***/****
starring Jiang Wu, Zhao Tao, Wang Baoqiang, Luo Lanshan
written and directed by Jia Zhangke
by Angelo Muredda The blood doesn’t flow so much as it spurts in A Touch of Sin, Jia Zhangke’s invigorated if uneven return to straight fiction following an extended sojourn in hybridized documentaries about modern Chinese cities. More than the formal homecoming, however, it’s the nature of the storytelling that surprises in his newest–the leap from the elegiac tone of films like 24 City into the more primal stuff of pulp. A wuxia anthology with revenge-thriller overtones, A Touch of Sin is an unusually direct genre exercise for a master filmmaker, in the sense that, unlike Steven Spielberg’s Munich and other comparably shame-faced prestige films that dip a single toe in the waters of genre, it doesn’t condescend to the populist trappings of the material. Jia isn’t slumming so much as tapping into the righteous indignation of a popular tradition of stories about wronged knights and ruined innocents, sincerely transposed here to the working-class fringe of a nation-state in the throes of late capitalism. If Jia’s violence comes fast and leaves a mess, then, it’s a testament to his willingness to get his hands dirty where others might have kept a safer distance.
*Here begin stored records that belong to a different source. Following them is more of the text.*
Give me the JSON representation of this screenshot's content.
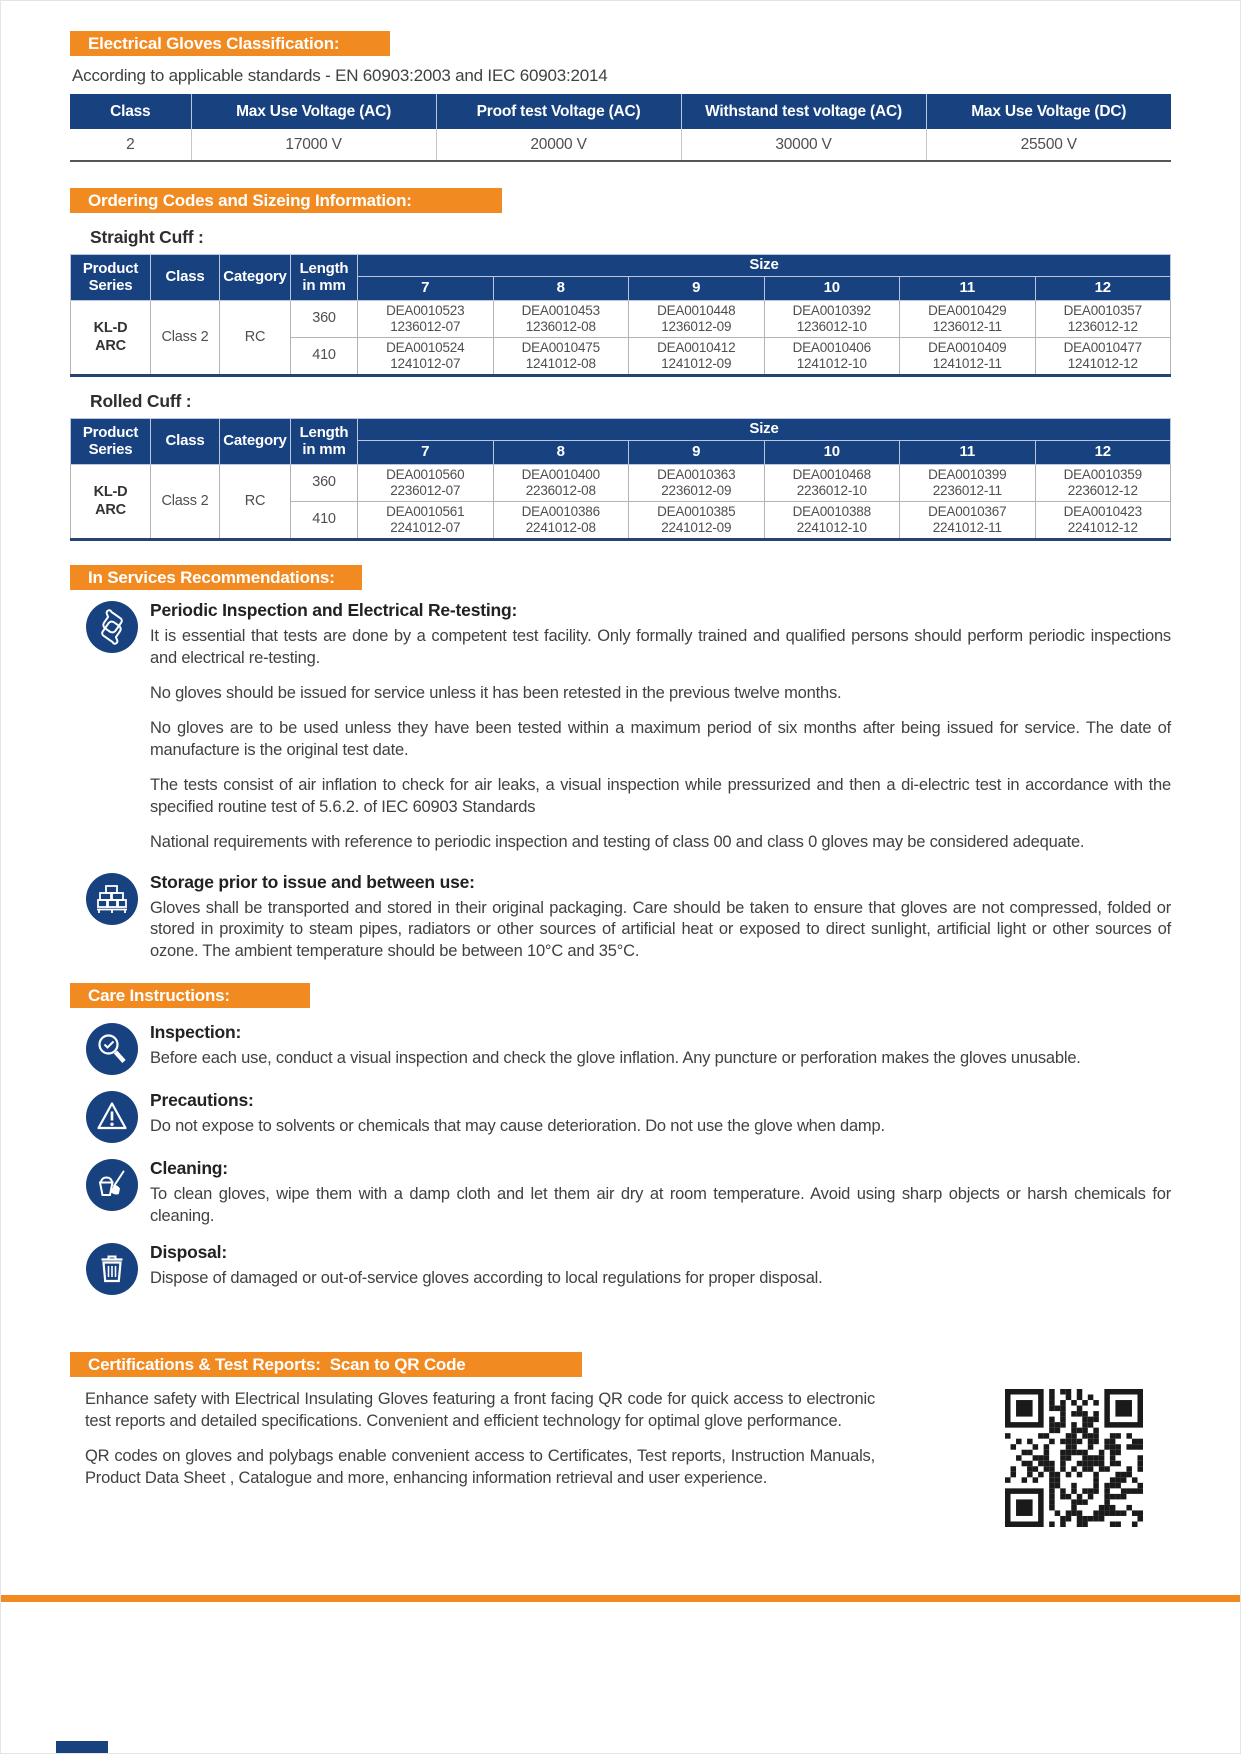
{
  "colors": {
    "accent_orange": "#F08A21",
    "navy": "#17417F"
  },
  "classification": {
    "banner": "Electrical Gloves Classification:",
    "standards_line": "According to applicable standards - EN 60903:2003 and IEC 60903:2014",
    "table": {
      "headers": [
        "Class",
        "Max Use Voltage (AC)",
        "Proof test Voltage (AC)",
        "Withstand test voltage (AC)",
        "Max Use Voltage (DC)"
      ],
      "row": [
        "2",
        "17000 V",
        "20000 V",
        "30000 V",
        "25500 V"
      ]
    }
  },
  "ordering": {
    "banner": "Ordering Codes and Sizeing Information:",
    "size_label": "Size",
    "col_headers": {
      "product_series": "Product\nSeries",
      "class": "Class",
      "category": "Category",
      "length": "Length\nin mm"
    },
    "sizes": [
      "7",
      "8",
      "9",
      "10",
      "11",
      "12"
    ],
    "straight": {
      "title": "Straight Cuff :",
      "product_series": "KL-D\nARC",
      "class": "Class 2",
      "category": "RC",
      "rows": [
        {
          "length": "360",
          "cells": [
            "DEA0010523\n1236012-07",
            "DEA0010453\n1236012-08",
            "DEA0010448\n1236012-09",
            "DEA0010392\n1236012-10",
            "DEA0010429\n1236012-11",
            "DEA0010357\n1236012-12"
          ]
        },
        {
          "length": "410",
          "cells": [
            "DEA0010524\n1241012-07",
            "DEA0010475\n1241012-08",
            "DEA0010412\n1241012-09",
            "DEA0010406\n1241012-10",
            "DEA0010409\n1241012-11",
            "DEA0010477\n1241012-12"
          ]
        }
      ]
    },
    "rolled": {
      "title": "Rolled Cuff :",
      "product_series": "KL-D\nARC",
      "class": "Class 2",
      "category": "RC",
      "rows": [
        {
          "length": "360",
          "cells": [
            "DEA0010560\n2236012-07",
            "DEA0010400\n2236012-08",
            "DEA0010363\n2236012-09",
            "DEA0010468\n2236012-10",
            "DEA0010399\n2236012-11",
            "DEA0010359\n2236012-12"
          ]
        },
        {
          "length": "410",
          "cells": [
            "DEA0010561\n2241012-07",
            "DEA0010386\n2241012-08",
            "DEA0010385\n2241012-09",
            "DEA0010388\n2241012-10",
            "DEA0010367\n2241012-11",
            "DEA0010423\n2241012-12"
          ]
        }
      ]
    }
  },
  "recommendations": {
    "banner": "In Services Recommendations:",
    "periodic": {
      "icon": "gloves-icon",
      "title": "Periodic Inspection and Electrical Re-testing:",
      "paragraphs": [
        "It is essential that tests are done by a competent test facility. Only formally trained and qualified persons should perform periodic inspections and electrical re-testing.",
        "No gloves should be issued for service unless it has been retested in the previous twelve months.",
        "No gloves are to be used unless they have been tested within a maximum period of six months after being issued for service. The date of manufacture is the original test date.",
        "The tests consist of air inflation to check for air leaks, a visual inspection while pressurized and then a di-electric test in accordance with the specified routine test of 5.6.2. of IEC 60903 Standards",
        "National requirements with reference to periodic inspection and testing of class 00 and class 0 gloves may be considered adequate."
      ]
    },
    "storage": {
      "icon": "storage-boxes-icon",
      "title": "Storage prior to issue and between use:",
      "paragraph": "Gloves shall be transported and stored in their original packaging. Care should be taken to ensure that gloves are not compressed, folded or stored in proximity to steam pipes, radiators or other sources of artificial heat or exposed to direct sunlight, artificial light or other sources of ozone. The ambient temperature should be between 10°C and 35°C."
    }
  },
  "care": {
    "banner": "Care Instructions:",
    "items": [
      {
        "icon": "magnifier-check-icon",
        "title": "Inspection:",
        "text": "Before each use, conduct a visual inspection and check the glove inflation. Any puncture or perforation makes the gloves unusable."
      },
      {
        "icon": "warning-triangle-icon",
        "title": "Precautions:",
        "text": "Do not expose to solvents or chemicals that may cause deterioration. Do not use the glove when damp."
      },
      {
        "icon": "cleaning-bucket-icon",
        "title": "Cleaning:",
        "text": "To clean gloves, wipe them with a damp cloth and let them air dry at room temperature. Avoid using sharp objects or harsh chemicals for cleaning."
      },
      {
        "icon": "trash-bin-icon",
        "title": "Disposal:",
        "text": "Dispose of damaged or out-of-service gloves according to local regulations for proper disposal."
      }
    ]
  },
  "certifications": {
    "banner": "Certifications & Test Reports:  Scan to QR Code",
    "paragraphs": [
      "Enhance safety with Electrical Insulating Gloves featuring a front facing QR code for quick access to electronic test reports and detailed specifications. Convenient and efficient technology for optimal glove performance.",
      "QR codes on gloves and polybags enable convenient access to Certificates, Test reports, Instruction Manuals, Product Data Sheet , Catalogue and more, enhancing information retrieval and user experience."
    ],
    "qr_icon": "qr-code"
  }
}
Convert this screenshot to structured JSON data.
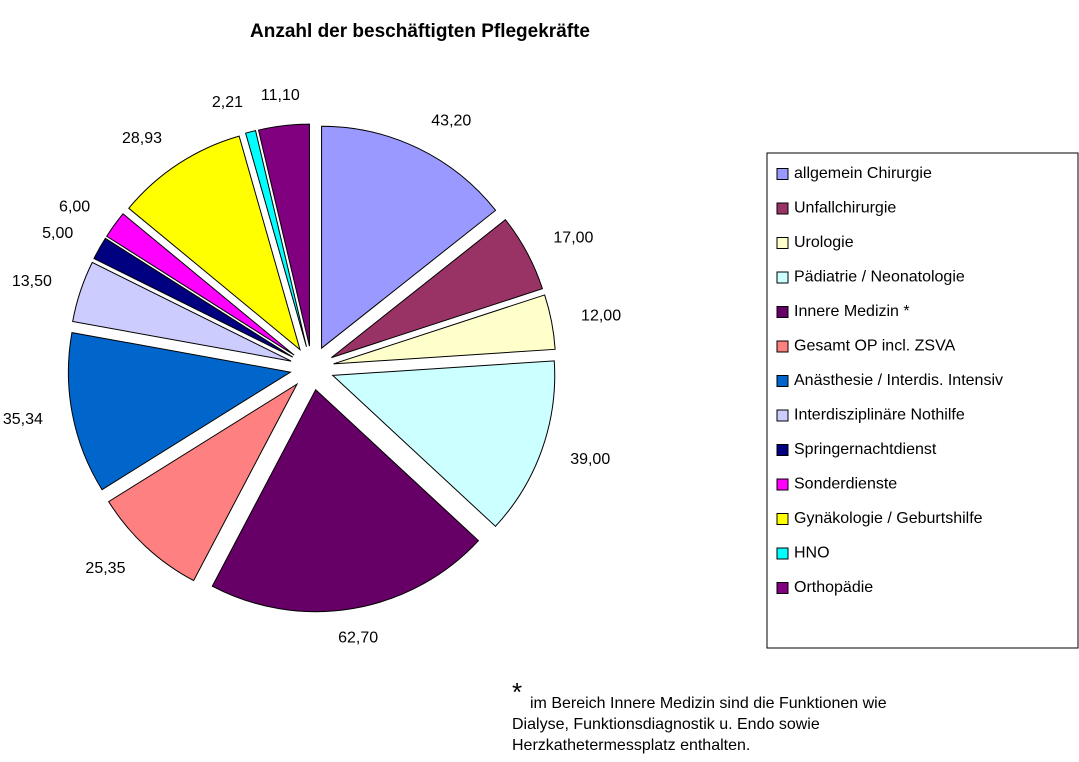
{
  "chart_data": {
    "type": "pie",
    "title": "Anzahl der beschäftigten Pflegekräfte",
    "categories": [
      "allgemein Chirurgie",
      "Unfallchirurgie",
      "Urologie",
      "Pädiatrie / Neonatologie",
      "Innere Medizin *",
      "Gesamt OP incl. ZSVA",
      "Anästhesie / Interdis. Intensiv",
      "Interdisziplinäre Nothilfe",
      "Springernachtdienst",
      "Sonderdienste",
      "Gynäkologie / Geburtshilfe",
      "HNO",
      "Orthopädie"
    ],
    "values": [
      43.2,
      17,
      12,
      39,
      62.7,
      25.35,
      35.34,
      13.5,
      5,
      6,
      28.93,
      2.21,
      11.1
    ],
    "value_labels": [
      "43,20",
      "17,00",
      "12,00",
      "39,00",
      "62,70",
      "25,35",
      "35,34",
      "13,50",
      "5,00",
      "6,00",
      "28,93",
      "2,21",
      "11,10"
    ],
    "colors": [
      "#9999ff",
      "#993366",
      "#ffffcc",
      "#ccffff",
      "#660066",
      "#ff8080",
      "#0066cc",
      "#ccccff",
      "#000080",
      "#ff00ff",
      "#ffff00",
      "#00ffff",
      "#800080"
    ],
    "legend": "right"
  },
  "note": {
    "marker": "*",
    "lines": [
      "im Bereich Innere Medizin sind die Funktionen wie",
      "Dialyse, Funktionsdiagnostik u. Endo sowie",
      "Herzkathetermessplatz enthalten."
    ]
  }
}
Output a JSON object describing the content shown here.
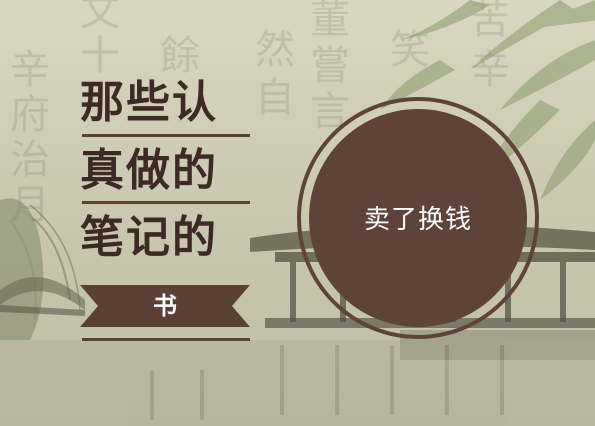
{
  "title": {
    "line1": "那些认",
    "line2": "真做的",
    "line3": "笔记的"
  },
  "ribbon": {
    "label": "书"
  },
  "badge": {
    "label": "卖了换钱"
  },
  "background_chars": [
    "辛",
    "府",
    "治",
    "月",
    "文",
    "十",
    "餘",
    "然",
    "自",
    "董",
    "嘗",
    "言",
    "笑",
    "苦",
    "辛"
  ],
  "colors": {
    "title": "#3e2a25",
    "accent": "#5a4037",
    "badge_fill": "#5e433b",
    "background": "#d9d6c2"
  }
}
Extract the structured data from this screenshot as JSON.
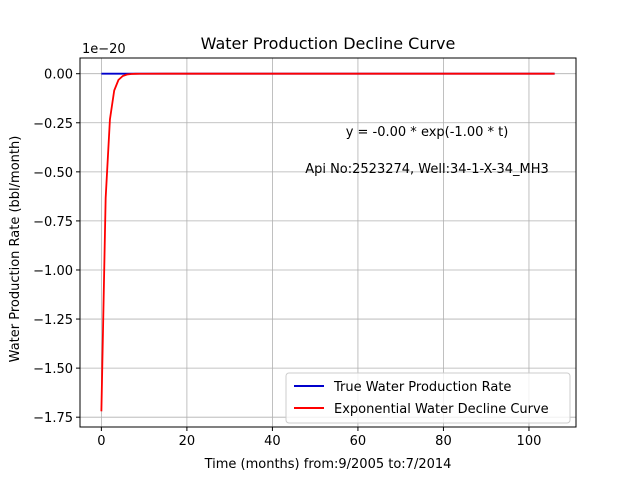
{
  "chart_data": {
    "type": "line",
    "title": "Water Production Decline Curve",
    "xlabel": "Time (months) from:9/2005 to:7/2014",
    "ylabel": "Water Production Rate (bbl/month)",
    "y_offset_label": "1e−20",
    "xlim": [
      -5,
      111
    ],
    "ylim": [
      -1.8,
      0.08
    ],
    "x_ticks": [
      0,
      20,
      40,
      60,
      80,
      100
    ],
    "x_tick_labels": [
      "0",
      "20",
      "40",
      "60",
      "80",
      "100"
    ],
    "y_ticks": [
      0.0,
      -0.25,
      -0.5,
      -0.75,
      -1.0,
      -1.25,
      -1.5,
      -1.75
    ],
    "y_tick_labels": [
      "0.00",
      "−0.25",
      "−0.50",
      "−0.75",
      "−1.00",
      "−1.25",
      "−1.50",
      "−1.75"
    ],
    "grid": true,
    "legend_position": "lower-right",
    "annotations": [
      "y = -0.00 * exp(-1.00 * t)",
      "Api No:2523274, Well:34-1-X-34_MH3"
    ],
    "series": [
      {
        "name": "True Water Production Rate",
        "color": "#0000cc",
        "x": [
          0,
          106
        ],
        "y": [
          0.0,
          0.0
        ]
      },
      {
        "name": "Exponential Water Decline Curve",
        "color": "#ff0000",
        "x": [
          0,
          1,
          2,
          3,
          4,
          5,
          6,
          7,
          8,
          9,
          10,
          15,
          20,
          40,
          60,
          80,
          100,
          106
        ],
        "y": [
          -1.72,
          -0.633,
          -0.233,
          -0.0856,
          -0.0315,
          -0.0116,
          -0.00427,
          -0.00157,
          -0.000577,
          -0.000212,
          -7.81e-05,
          0,
          0,
          0,
          0,
          0,
          0,
          0
        ]
      }
    ]
  }
}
After a finely-tuned opening that interweaves two of the narrative strands to follow, we meet Dahai (Jiang Wu), a frustrated coal miner in Shanxi province who resolves to take arms against the corrupt overseers who’ve sold off the collective property of the mine without providing dividends to the workers. Although his cause is clearly tainted by his paranoiac delusions of grandeur, Dahai comes off as a suffering saint next to our subsequent protagonist, Zhou San (Wang Baoqiang), a migrant worker on a motorcycle who seems to make do strictly through the spoils of his violent muggings. From there, we turn to Xiao Yu (Zhao Tao), a receptionist at a spa who, before the working day is done, is threatened by both her lover’s family and a couple of surly businessmen who stumble in after-hours demanding sexual favours. Her ecstatic outburst is balanced by the relatively subdued closing story of a young textile worker named Xiao Hui (Luo Lanshan), who flees his job when an accident puts him in debt to a colleague and finds new work as a server in a grotesque upper-class brothel, where he falls in love with a young prostitute in military garb.
The anthology format is a smart vehicle for this kind of cultural criticism, insofar as it articulates Jia’s communitarian politics in structural terms without resorting to too much heavy symbolic lifting–it’s enough that the four protagonists are on parallel tracks–or soporific speeches. Still, one wishes that the film’s affective charge were more evenly distributed across the stories. After the alternately transcendent and hollow shotgun blasts of Dahai’s segment, Zhou San’s story feels hopelessly small, banal whether by design or by comparison: his ascetic drifter is no less a stock character than Ryan Gosling’s motorbike-racer-slash-stoic-thug in The Place Beyond the Pines. Where the third segment rests on Zhao’s powerful performance, even in an almost comically obvious sequence where she’s slapped in the face with a stack of bills, the last is similarly marred by an errant strain of sentimentalism. It hinges on our familiarity with conventional stories of tragic young men and the hardened young sex workers they love, counting on us to fill in the sympathetic blanks.
It isn’t that Jia uses these tropes unthinkingly, but rather that their place in his tapestry of a corrupt modern China, haunted by the moral uprightness and Old World order of the medieval opera several characters come across in a town square, is too easily come by. This more refined version of the narrative gamesmanship played by significantly lesser talents like Alejandro González Iñárritu only registers as a problem, though, because of the coiled tension and leanness of A Touch of Sin‘s powerful stretches, like the drum-accompanied tracking shot that initiates Dahai’s homicidal rampage. Jia’s innate gracefulness as a filmmaker is a surprisingly fine match for these moments of redemptive violence; you’d be hard-pressed to think of a more psychologically astute distillation of the vigilante’s god complex, for instance, than the eerie shot that glides, bullet-like, from Dahai’s weapon to the body it’s about to destroy. If the second and fourth segments feel like allegorical padding, in other words, the material they’re cushioning is well worth the buffer.